Code is theory and theory needs code


The choice for R

The codebase of the PolMine project is written in the statistical programming language R. The drawbacks of R notwithstanding (see The R inferno), we decided to move to R throughout:

  • R offers an incredible breadth of packages for statistical analysis
  • R has a reputation to be great for visualisations
  • RStudio is a great and freely available IDE
  • interfacing to Perl, Python, Java and C (i.e. the great tools available) is not too difficult
  • R is already widely accepted among social scientists

PolMine strives to make a contribution to social science research, and wrapping code into R packages is how we think that can be achieved best. The publication of the code on GitHub ensures the availability of latest development version of the packages.

The CWB backend: polmineR

Why yet another tool for corpus analysis? None of the existing tools appeared to be in line with the research process envisaged (to facilitate inspecting the original text) and with the performance needs to cope with corpora that encompass tens of millions of words.

The polmineR-package follows the design principle of a three-tier architecture. The Open Corpus Workbench (CWB) serves as an engine for indexing corpora and for retrieving information. The syntax of Corpus Query Processor (CQP) provides powerful abilities to formulate complex queries. The polmineR-package uses the rcqp-package, mostly a wrapper around the Corpus Library (CL) written in C  to interface to the corpora indexed by the CWB.  The software architecture is flexible, portable and fast.

The polmineR may be considered the core of a set of expanding packages. The object oriented style of the implementation (technically speaking, the use of the S4 class system) facilitates the development of functions and packages expanding the functionality of polmineR.

A corpus toolkit: ctk

The combination of the CWB with R/polmineR was developed to facilitate the research with corpora of plenary protocols. It may be useful for any other CWB-indexed corpus you have. To make corpus preparation easier, we use the corpus toolkit (ctk), a companion package to the polmineR package. The ctk package provides a set of R wrappers for standard tools for natural language processing such as the TreeTagger (for linguistic annotation), stanfordNLP or openNLP.

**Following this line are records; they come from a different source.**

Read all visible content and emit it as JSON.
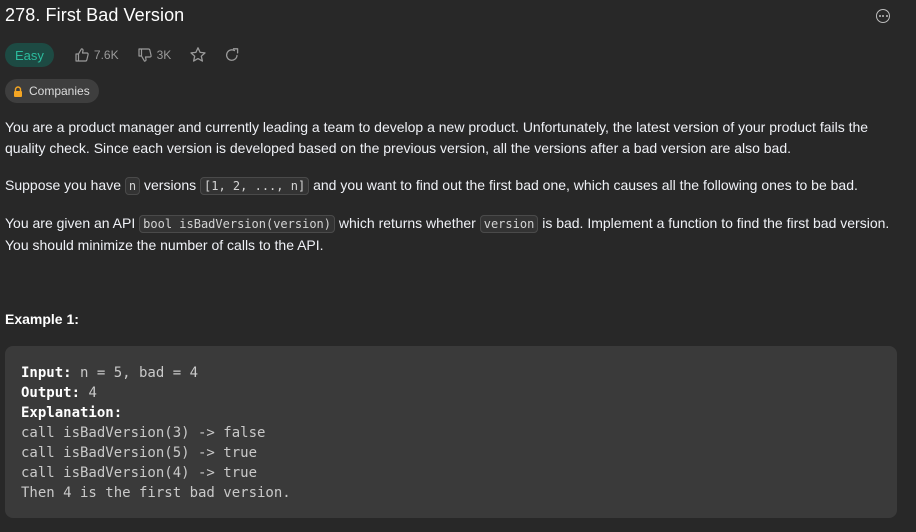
{
  "problem": {
    "title": "278. First Bad Version",
    "difficulty": "Easy",
    "likes": "7.6K",
    "dislikes": "3K",
    "companies_label": "Companies"
  },
  "description": {
    "p1": "You are a product manager and currently leading a team to develop a new product. Unfortunately, the latest version of your product fails the quality check. Since each version is developed based on the previous version, all the versions after a bad version are also bad.",
    "p2_a": "Suppose you have ",
    "p2_code1": "n",
    "p2_b": " versions ",
    "p2_code2": "[1, 2, ..., n]",
    "p2_c": " and you want to find out the first bad one, which causes all the following ones to be bad.",
    "p3_a": "You are given an API ",
    "p3_code1": "bool isBadVersion(version)",
    "p3_b": " which returns whether ",
    "p3_code2": "version",
    "p3_c": " is bad. Implement a function to find the first bad version. You should minimize the number of calls to the API."
  },
  "example": {
    "title": "Example 1:",
    "input_label": "Input:",
    "input_value": " n = 5, bad = 4",
    "output_label": "Output:",
    "output_value": " 4",
    "explanation_label": "Explanation:",
    "lines": [
      "call isBadVersion(3) -> false",
      "call isBadVersion(5) -> true",
      "call isBadVersion(4) -> true",
      "Then 4 is the first bad version."
    ]
  },
  "colors": {
    "background": "#282828",
    "easy_text": "#2cbb9d",
    "easy_bg": "#1d4a43",
    "code_block_bg": "#3a3a3a"
  },
  "icons": [
    "more-icon",
    "thumbs-up-icon",
    "thumbs-down-icon",
    "star-icon",
    "share-icon",
    "lock-icon"
  ]
}
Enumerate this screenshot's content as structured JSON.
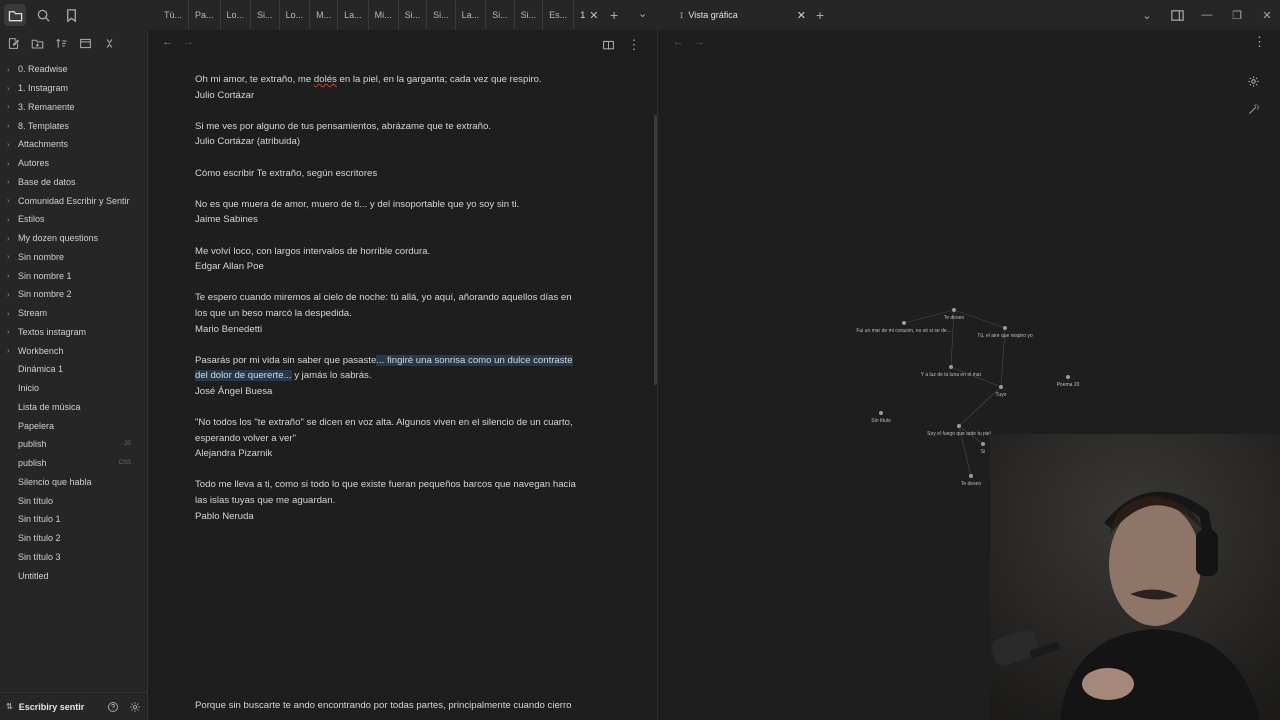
{
  "ribbon": {
    "icons": [
      "folder-icon",
      "search-icon",
      "bookmark-icon"
    ]
  },
  "sidebar": {
    "actions": [
      "new-note-icon",
      "new-folder-icon",
      "sort-icon",
      "collapse-icon",
      "close-icon"
    ],
    "items": [
      {
        "label": "0. Readwise",
        "type": "folder"
      },
      {
        "label": "1. Instagram",
        "type": "folder"
      },
      {
        "label": "3. Remanente",
        "type": "folder"
      },
      {
        "label": "8. Templates",
        "type": "folder"
      },
      {
        "label": "Attachments",
        "type": "folder"
      },
      {
        "label": "Autores",
        "type": "folder"
      },
      {
        "label": "Base de datos",
        "type": "folder"
      },
      {
        "label": "Comunidad Escribir y Sentir",
        "type": "folder"
      },
      {
        "label": "Estilos",
        "type": "folder"
      },
      {
        "label": "My dozen questions",
        "type": "folder"
      },
      {
        "label": "Sin nombre",
        "type": "folder"
      },
      {
        "label": "Sin nombre 1",
        "type": "folder"
      },
      {
        "label": "Sin nombre 2",
        "type": "folder"
      },
      {
        "label": "Stream",
        "type": "folder"
      },
      {
        "label": "Textos instagram",
        "type": "folder"
      },
      {
        "label": "Workbench",
        "type": "folder"
      },
      {
        "label": "Dinámica 1",
        "type": "file"
      },
      {
        "label": "Inicio",
        "type": "file"
      },
      {
        "label": "Lista de música",
        "type": "file"
      },
      {
        "label": "Papelera",
        "type": "file"
      },
      {
        "label": "publish",
        "type": "file",
        "ext": "JS"
      },
      {
        "label": "publish",
        "type": "file",
        "ext": "CSS"
      },
      {
        "label": "Silencio que habla",
        "type": "file"
      },
      {
        "label": "Sin título",
        "type": "file"
      },
      {
        "label": "Sin título 1",
        "type": "file"
      },
      {
        "label": "Sin título 2",
        "type": "file"
      },
      {
        "label": "Sin título 3",
        "type": "file"
      },
      {
        "label": "Untitled",
        "type": "file"
      }
    ],
    "vault_name": "Escribiry sentir"
  },
  "tabs": {
    "items": [
      "Tú...",
      "Pa...",
      "Lo...",
      "Si...",
      "Lo...",
      "M...",
      "La...",
      "Mi...",
      "Si...",
      "Si...",
      "La...",
      "Si...",
      "Si...",
      "Es...",
      "1"
    ],
    "graph_tab_label": "Vista gráfica"
  },
  "editor": {
    "paragraphs": [
      {
        "lines": [
          "Oh mi amor, te extraño, me dolés en la piel, en la garganta; cada vez que respiro.",
          "Julio Cortázar"
        ]
      },
      {
        "lines": [
          "Si me ves por alguno de tus pensamientos, abrázame que te extraño.",
          "Julio Cortázar (atribuida)"
        ]
      },
      {
        "lines": [
          "",
          "",
          ""
        ]
      },
      {
        "lines": [
          "Cómo escribir Te extraño, según escritores"
        ]
      },
      {
        "lines": [
          "No es que muera de amor, muero de ti... y del insoportable que yo soy sin ti.",
          "Jaime Sabines"
        ]
      },
      {
        "lines": [
          "Me volví loco, con largos intervalos de horrible cordura.",
          "Edgar Allan Poe"
        ]
      },
      {
        "lines": [
          "Te espero cuando miremos al cielo de noche: tú allá, yo aquí, añorando aquellos días en",
          "los que un beso marcó la despedida.",
          "Mario Benedetti"
        ]
      },
      {
        "lines": [
          "Pasarás por mi vida sin saber que pasaste... fingiré una sonrisa como un dulce contraste",
          "del dolor de quererte... y jamás lo sabrás.",
          "José Ángel Buesa"
        ]
      },
      {
        "lines": [
          "\"No todos los \"te extraño\" se dicen en voz alta. Algunos viven en el silencio de un cuarto,",
          "esperando volver a ver\"",
          "Alejandra Pizarnik"
        ]
      },
      {
        "lines": [
          "Todo me lleva a ti, como si todo lo que existe fueran pequeños barcos que navegan hacia",
          "las islas tuyas que me aguardan.",
          "Pablo Neruda"
        ]
      }
    ],
    "bottom_line": "Porque sin buscarte te ando encontrando por todas partes, principalmente cuando cierro"
  },
  "graph": {
    "nodes": [
      {
        "label": "Te deseo"
      },
      {
        "label": "Fui un mar de mi corazón, no sé si se detuvo en el pecho o vaya al rededor de este"
      },
      {
        "label": "Tú, el aire que respiro yo"
      },
      {
        "label": "Y a luz de la luna en el mar"
      },
      {
        "label": "Tuyo"
      },
      {
        "label": "Poema 20"
      },
      {
        "label": "Sin título"
      },
      {
        "label": "Soy el fuego que arde tu piel"
      },
      {
        "label": "Si"
      },
      {
        "label": "Te deseo"
      }
    ]
  },
  "colors": {
    "background": "#1e1e1e",
    "sidebar": "#262626",
    "highlight": "#26394c",
    "spellcheck": "#c83a3a"
  }
}
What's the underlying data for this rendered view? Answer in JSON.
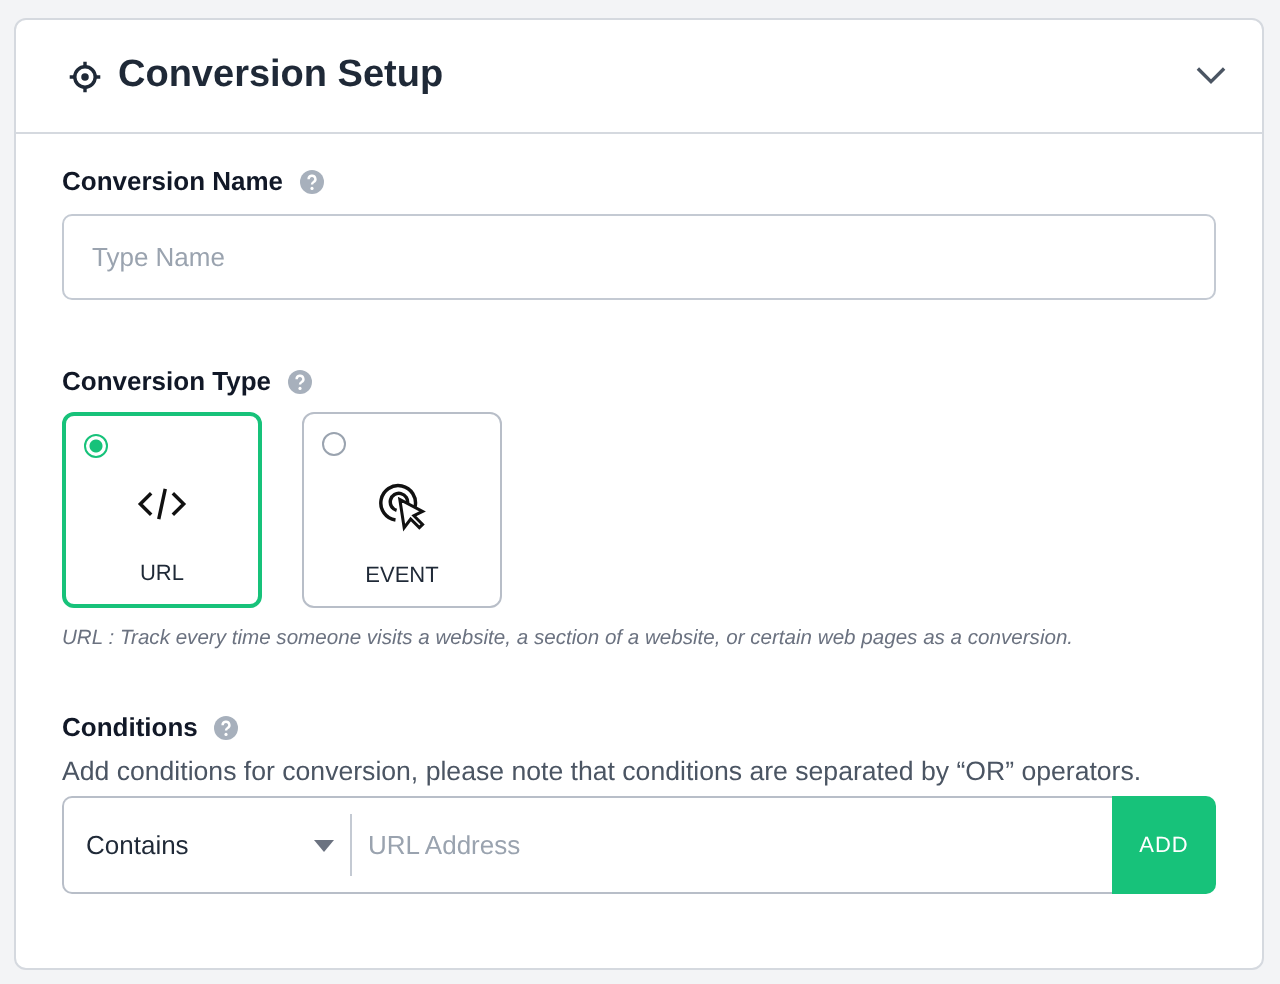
{
  "panel": {
    "title": "Conversion Setup",
    "expanded": true
  },
  "name_field": {
    "label": "Conversion Name",
    "placeholder": "Type Name"
  },
  "type_field": {
    "label": "Conversion Type",
    "options": [
      {
        "label": "URL",
        "kind": "code",
        "selected": true
      },
      {
        "label": "EVENT",
        "kind": "click",
        "selected": false
      }
    ],
    "description": "URL : Track every time someone visits a website, a section of a website, or certain web pages as a conversion."
  },
  "conditions": {
    "label": "Conditions",
    "help": "Add conditions for conversion, please note that conditions are separated by “OR” operators.",
    "operator": "Contains",
    "placeholder": "URL Address",
    "button": "ADD"
  }
}
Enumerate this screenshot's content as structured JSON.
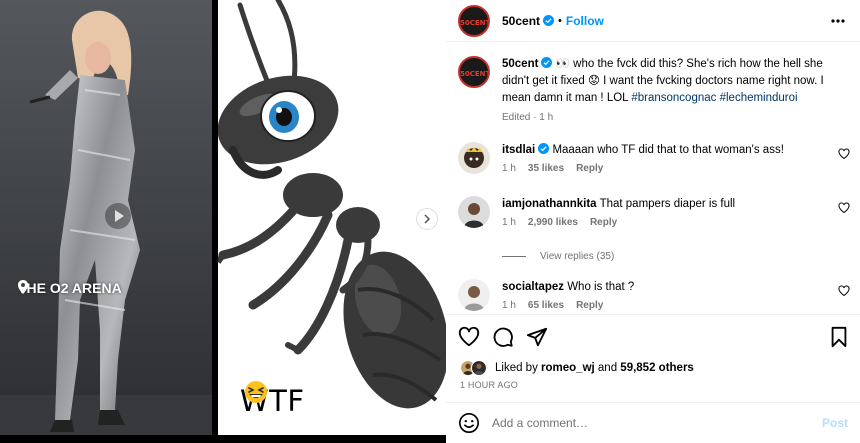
{
  "media": {
    "location_label": "THE O2 ARENA",
    "caption_text": "WTF",
    "caption_emoji": "grinning-squinting-face-emoji"
  },
  "header": {
    "avatar_text": "50CENT",
    "username": "50cent",
    "separator": "•",
    "follow_label": "Follow",
    "more_icon": "more-horizontal-icon"
  },
  "caption": {
    "username": "50cent",
    "text_before_emoji": " 👀 who the fvck did this? She's rich how the hell she didn't get it fixed ",
    "emoji": "😟",
    "text_after_emoji": " I want the fvcking doctors name right now. I mean damn it man ! LOL ",
    "hashtags": [
      "#bransoncognac",
      "#lecheminduroi"
    ],
    "edited": "Edited",
    "time": "1 h"
  },
  "comments": [
    {
      "username": "itsdlai",
      "verified": true,
      "text": "Maaaan who TF did that to that woman's ass!",
      "time": "1 h",
      "likes": "35 likes",
      "reply": "Reply"
    },
    {
      "username": "iamjonathannkita",
      "verified": false,
      "text": "That pampers diaper is full",
      "time": "1 h",
      "likes": "2,990 likes",
      "reply": "Reply"
    },
    {
      "username": "socialtapez",
      "verified": false,
      "text": "Who is that ?",
      "time": "1 h",
      "likes": "65 likes",
      "reply": "Reply"
    }
  ],
  "view_replies": "View replies (35)",
  "likes": {
    "prefix": "Liked by ",
    "user": "romeo_wj",
    "middle": " and ",
    "count": "59,852 others"
  },
  "post_time": "1 HOUR AGO",
  "comment_input": {
    "placeholder": "Add a comment…",
    "value": "",
    "post_label": "Post"
  },
  "colors": {
    "link_blue": "#0095f6",
    "hashtag_blue": "#00376b",
    "muted": "#737373",
    "post_disabled": "#b2dffc"
  }
}
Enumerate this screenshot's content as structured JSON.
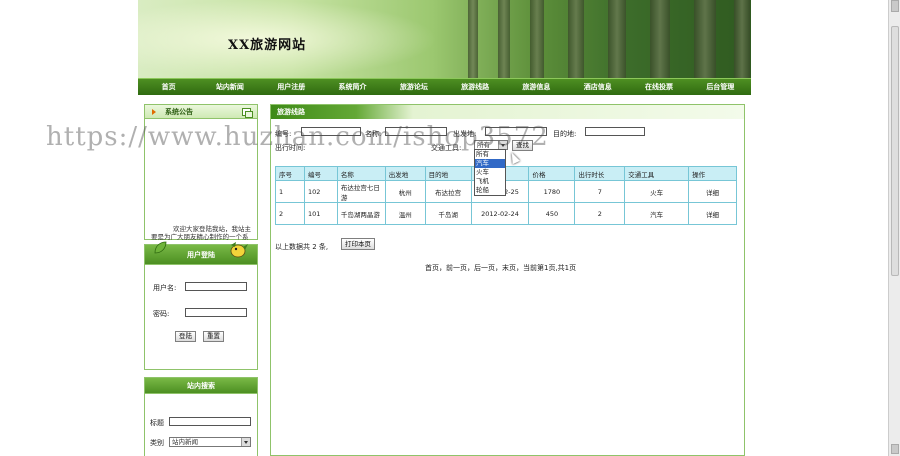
{
  "site_title": "XX旅游网站",
  "nav": [
    "首页",
    "站内新闻",
    "用户注册",
    "系统简介",
    "旅游论坛",
    "旅游线路",
    "旅游信息",
    "酒店信息",
    "在线投票",
    "后台管理"
  ],
  "notice": {
    "title": "系统公告",
    "text": "欢迎大家登陆我站，我站主要是为广大朋友精心制作的一个系统，希望大家能够"
  },
  "login": {
    "title": "用户登陆",
    "username_label": "用户名:",
    "password_label": "密码:",
    "login_btn": "登陆",
    "reset_btn": "重置"
  },
  "site_search": {
    "title": "站内搜索",
    "title_label": "标题",
    "category_label": "类别",
    "category_value": "站内新闻"
  },
  "main": {
    "title": "旅游线路",
    "filters": {
      "code_label": "编号:",
      "name_label": "名称:",
      "origin_label": "出发地:",
      "dest_label": "目的地:",
      "date_label": "出行时间:",
      "transport_label": "交通工具:",
      "transport_value": "所有",
      "search_btn": "查找"
    },
    "transport_options": [
      "所有",
      "汽车",
      "火车",
      "飞机",
      "轮船"
    ],
    "columns": [
      "序号",
      "编号",
      "名称",
      "出发地",
      "目的地",
      "出行时间",
      "价格",
      "出行时长",
      "交通工具",
      "操作"
    ],
    "rows": [
      {
        "idx": "1",
        "code": "102",
        "name": "布达拉宫七日游",
        "from": "杭州",
        "to": "布达拉宫",
        "date": "2012-02-25",
        "price": "1780",
        "days": "7",
        "transport": "火车",
        "op": "详细"
      },
      {
        "idx": "2",
        "code": "101",
        "name": "千岛湖两晶游",
        "from": "温州",
        "to": "千岛湖",
        "date": "2012-02-24",
        "price": "450",
        "days": "2",
        "transport": "汽车",
        "op": "详细"
      }
    ],
    "total_text": "以上数据共 2 条,",
    "print_btn": "打印本页",
    "pager": "首页，前一页，后一页，末页，当前第1页,共1页"
  },
  "watermark": "https://www.huzhan.com/ishop3572"
}
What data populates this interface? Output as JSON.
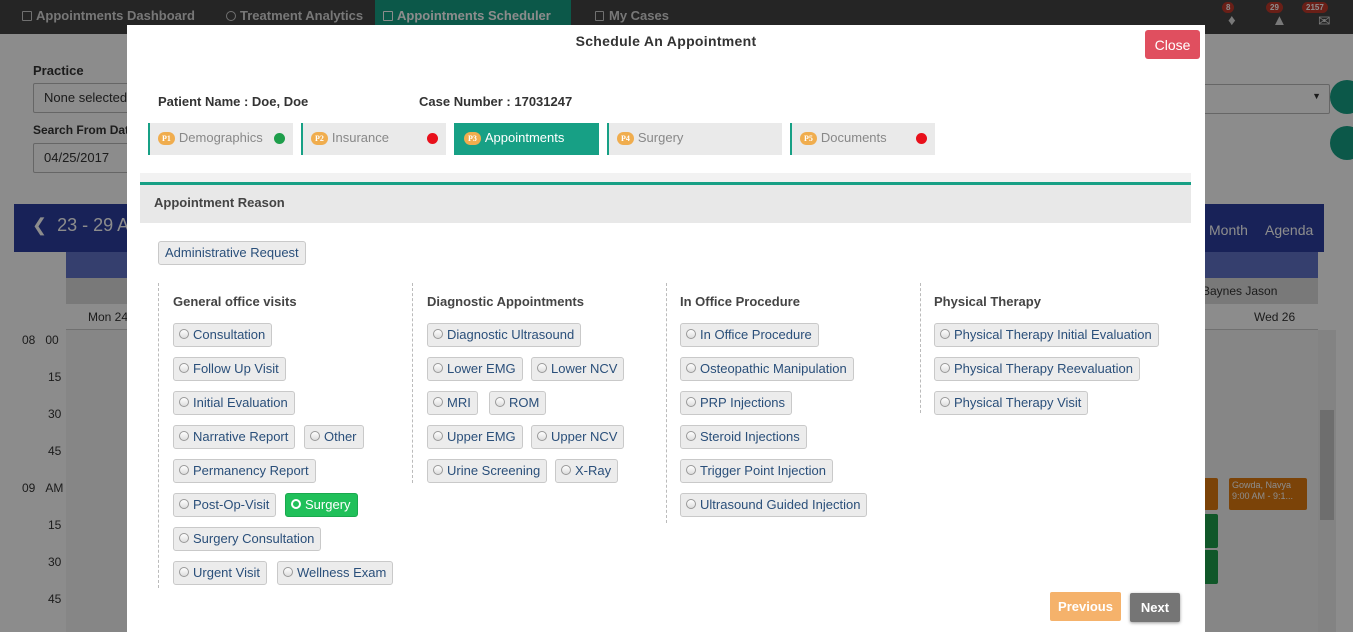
{
  "topnav": {
    "tabs": [
      {
        "label": "Appointments Dashboard"
      },
      {
        "label": "Treatment Analytics"
      },
      {
        "label": "Appointments Scheduler"
      },
      {
        "label": "My Cases"
      }
    ],
    "badges": {
      "tags": "8",
      "bell": "29",
      "mail": "2157"
    }
  },
  "background": {
    "practice_label": "Practice",
    "practice_value": "None selected",
    "search_from_label": "Search From Dat",
    "search_from_value": "04/25/2017",
    "calendar_range": "23 - 29 A",
    "views": {
      "month": "Month",
      "agenda": "Agenda"
    },
    "resource": "Baynes Jason",
    "days": {
      "mon": "Mon 24",
      "wed": "Wed 26"
    },
    "times": [
      {
        "h": "08",
        "m": "00"
      },
      {
        "h": "",
        "m": "15"
      },
      {
        "h": "",
        "m": "30"
      },
      {
        "h": "",
        "m": "45"
      },
      {
        "h": "09",
        "m": "AM"
      },
      {
        "h": "",
        "m": "15"
      },
      {
        "h": "",
        "m": "30"
      },
      {
        "h": "",
        "m": "45"
      }
    ],
    "event": {
      "name": "Gowda, Navya",
      "time": "9:00 AM - 9:1..."
    }
  },
  "modal": {
    "title": "Schedule An Appointment",
    "close_label": "Close",
    "patient_name": "Patient Name : Doe, Doe",
    "case_number": "Case Number : 17031247",
    "steps": [
      {
        "num": "P1",
        "label": "Demographics",
        "dot": "#1e9e4b"
      },
      {
        "num": "P2",
        "label": "Insurance",
        "dot": "#e8101b"
      },
      {
        "num": "P3",
        "label": "Appointments",
        "dot": ""
      },
      {
        "num": "P4",
        "label": "Surgery",
        "dot": ""
      },
      {
        "num": "P5",
        "label": "Documents",
        "dot": "#e8101b"
      }
    ],
    "reason_header": "Appointment Reason",
    "admin_request": "Administrative Request",
    "columns": [
      {
        "title": "General office visits",
        "options": [
          "Consultation",
          "Follow Up Visit",
          "Initial Evaluation",
          "Narrative Report",
          "Other",
          "Permanency Report",
          "Post-Op-Visit",
          "Surgery",
          "Surgery Consultation",
          "Urgent Visit",
          "Wellness Exam"
        ]
      },
      {
        "title": "Diagnostic Appointments",
        "options": [
          "Diagnostic Ultrasound",
          "Lower EMG",
          "Lower NCV",
          "MRI",
          "ROM",
          "Upper EMG",
          "Upper NCV",
          "Urine Screening",
          "X-Ray"
        ]
      },
      {
        "title": "In Office Procedure",
        "options": [
          "In Office Procedure",
          "Osteopathic Manipulation",
          "PRP Injections",
          "Steroid Injections",
          "Trigger Point Injection",
          "Ultrasound Guided Injection"
        ]
      },
      {
        "title": "Physical Therapy",
        "options": [
          "Physical Therapy Initial Evaluation",
          "Physical Therapy Reevaluation",
          "Physical Therapy Visit"
        ]
      }
    ],
    "selected_option": "Surgery",
    "previous_label": "Previous",
    "next_label": "Next"
  },
  "colors": {
    "accent": "#17a085",
    "selected_chip": "#20c05a",
    "close_button": "#e04f5f",
    "previous_button": "#f5b26b",
    "next_button": "#757575"
  }
}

A core feature of ctk is the ability to speed up corpus preparation through parallelization. The core function is “dirApply”, to manage the parallel execution of a function for all files in a directory while showing progress information. The package is available at GitHub. Admittedly, the documentation needs to be improved.

Just as polmineR, ctk requires a MacOS, or Linux operation system. Windows users may use a virtual linux system. An alternative that works nicely is the installation of all components on a (Linux) server, and using the server edition of RStudio.